India could not physically prevent China from militarily occupying Tibet in 1950, but the dangerous strategic consequences of this for Indias security should have been flagrantly obvious.
In a case of remarkably poor investment in political futures, one of trading present concessions for future show of goodwill by the recipient, we gave up all our extra-territorial rights and gave legal recognition to Chinese sovereignty over Tibet, satisfying ourselves with a so-called autonomy for it which we would have no means to enforce, and failed to link these major concessions to a settlement of the boundary issue, or at least a clear framework for its resolution. In 1959, when the Dalai Lama flew to India , we rightly granted him asylum, but erred in laying a condition that he would not engage in any political activity on Indian soil. We gave up thus the Tibetan card voluntarily and despite the 1962 conflict with China and its grating claims on our territory based on Tibetan history, we have not retaliated by using the Dalai Lama’s presence in India, and his affinity with us, to pointedly pressurise China in Tibet.

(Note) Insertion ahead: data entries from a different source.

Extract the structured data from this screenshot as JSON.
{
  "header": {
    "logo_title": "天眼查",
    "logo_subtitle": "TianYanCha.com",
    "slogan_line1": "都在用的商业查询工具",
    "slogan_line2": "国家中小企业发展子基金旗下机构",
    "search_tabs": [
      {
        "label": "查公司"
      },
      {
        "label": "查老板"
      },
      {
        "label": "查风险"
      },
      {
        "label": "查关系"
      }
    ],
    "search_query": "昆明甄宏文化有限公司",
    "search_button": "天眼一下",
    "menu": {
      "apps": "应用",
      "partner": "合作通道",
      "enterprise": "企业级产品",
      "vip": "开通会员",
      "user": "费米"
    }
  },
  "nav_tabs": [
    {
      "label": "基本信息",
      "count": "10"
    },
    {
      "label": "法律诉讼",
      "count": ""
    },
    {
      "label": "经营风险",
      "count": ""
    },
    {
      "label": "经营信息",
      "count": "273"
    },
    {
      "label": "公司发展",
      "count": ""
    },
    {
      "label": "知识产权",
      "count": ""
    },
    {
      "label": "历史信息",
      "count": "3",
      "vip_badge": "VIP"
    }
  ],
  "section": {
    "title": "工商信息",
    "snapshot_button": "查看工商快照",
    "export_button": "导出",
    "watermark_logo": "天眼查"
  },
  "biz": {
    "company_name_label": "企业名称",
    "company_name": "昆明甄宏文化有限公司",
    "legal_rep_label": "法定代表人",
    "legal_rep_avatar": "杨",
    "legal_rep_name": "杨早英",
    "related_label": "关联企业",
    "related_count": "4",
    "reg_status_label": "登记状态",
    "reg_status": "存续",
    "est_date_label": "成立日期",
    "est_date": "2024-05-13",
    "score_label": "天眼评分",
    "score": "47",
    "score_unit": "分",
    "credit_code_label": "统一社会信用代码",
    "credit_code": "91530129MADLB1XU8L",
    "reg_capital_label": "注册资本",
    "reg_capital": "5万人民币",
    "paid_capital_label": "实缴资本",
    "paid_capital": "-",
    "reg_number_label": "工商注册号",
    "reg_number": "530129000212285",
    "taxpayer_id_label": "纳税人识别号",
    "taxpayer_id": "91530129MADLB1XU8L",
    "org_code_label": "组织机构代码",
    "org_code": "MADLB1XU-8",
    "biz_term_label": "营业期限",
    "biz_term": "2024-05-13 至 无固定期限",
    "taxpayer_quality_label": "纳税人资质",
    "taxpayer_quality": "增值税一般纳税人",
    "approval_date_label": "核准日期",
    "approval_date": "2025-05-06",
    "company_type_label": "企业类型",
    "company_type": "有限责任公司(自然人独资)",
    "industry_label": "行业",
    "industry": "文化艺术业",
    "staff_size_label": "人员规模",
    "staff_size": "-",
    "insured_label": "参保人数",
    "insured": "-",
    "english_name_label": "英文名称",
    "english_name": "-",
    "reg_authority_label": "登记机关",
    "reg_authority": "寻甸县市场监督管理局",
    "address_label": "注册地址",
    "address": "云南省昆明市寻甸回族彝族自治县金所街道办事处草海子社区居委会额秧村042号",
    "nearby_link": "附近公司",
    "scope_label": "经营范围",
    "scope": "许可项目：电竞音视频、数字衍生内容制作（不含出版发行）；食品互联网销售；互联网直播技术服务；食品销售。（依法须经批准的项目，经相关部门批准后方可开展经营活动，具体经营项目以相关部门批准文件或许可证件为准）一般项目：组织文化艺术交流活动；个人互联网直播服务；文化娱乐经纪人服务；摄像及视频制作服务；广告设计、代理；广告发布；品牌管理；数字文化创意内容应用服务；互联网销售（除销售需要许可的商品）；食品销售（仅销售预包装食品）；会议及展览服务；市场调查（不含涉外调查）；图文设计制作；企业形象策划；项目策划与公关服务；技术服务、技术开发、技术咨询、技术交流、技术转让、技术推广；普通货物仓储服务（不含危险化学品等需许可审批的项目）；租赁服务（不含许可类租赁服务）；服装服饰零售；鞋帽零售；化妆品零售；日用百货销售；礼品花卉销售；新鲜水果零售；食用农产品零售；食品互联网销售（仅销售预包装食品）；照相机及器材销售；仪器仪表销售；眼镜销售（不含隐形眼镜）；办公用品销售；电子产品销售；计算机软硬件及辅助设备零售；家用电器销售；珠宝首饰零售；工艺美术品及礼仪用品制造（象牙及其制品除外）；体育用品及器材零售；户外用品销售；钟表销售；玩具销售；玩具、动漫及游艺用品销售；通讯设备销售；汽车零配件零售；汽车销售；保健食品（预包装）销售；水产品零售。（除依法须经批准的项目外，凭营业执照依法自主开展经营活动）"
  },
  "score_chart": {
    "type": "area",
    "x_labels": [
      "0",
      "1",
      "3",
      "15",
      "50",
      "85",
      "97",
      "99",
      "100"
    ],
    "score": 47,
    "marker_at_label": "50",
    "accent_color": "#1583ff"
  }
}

Unforeseen at that time, as the communists had not yet taken over in China and the thrust into Aksai Chin had yet to occur, India made another grievous strategic error, with long term consequences for our security, by not securing for itself the Northern territories in J&K state. The result is Pakistan’s geographical contiguity with China, permitting the Karakoram highway, a strategic artery, to be built, which today gives China access to the Indian Ocean, along with the possibility of linking a network of roads in Central Asia to this highway, and on to Gwadar. Ironically, the British empire, and later the West, fought for the control of Afghanistan to deny Russia access to these very warm waters that China has obtained without a fight, through the bounty of a country that allied itself with the West to fight against communism!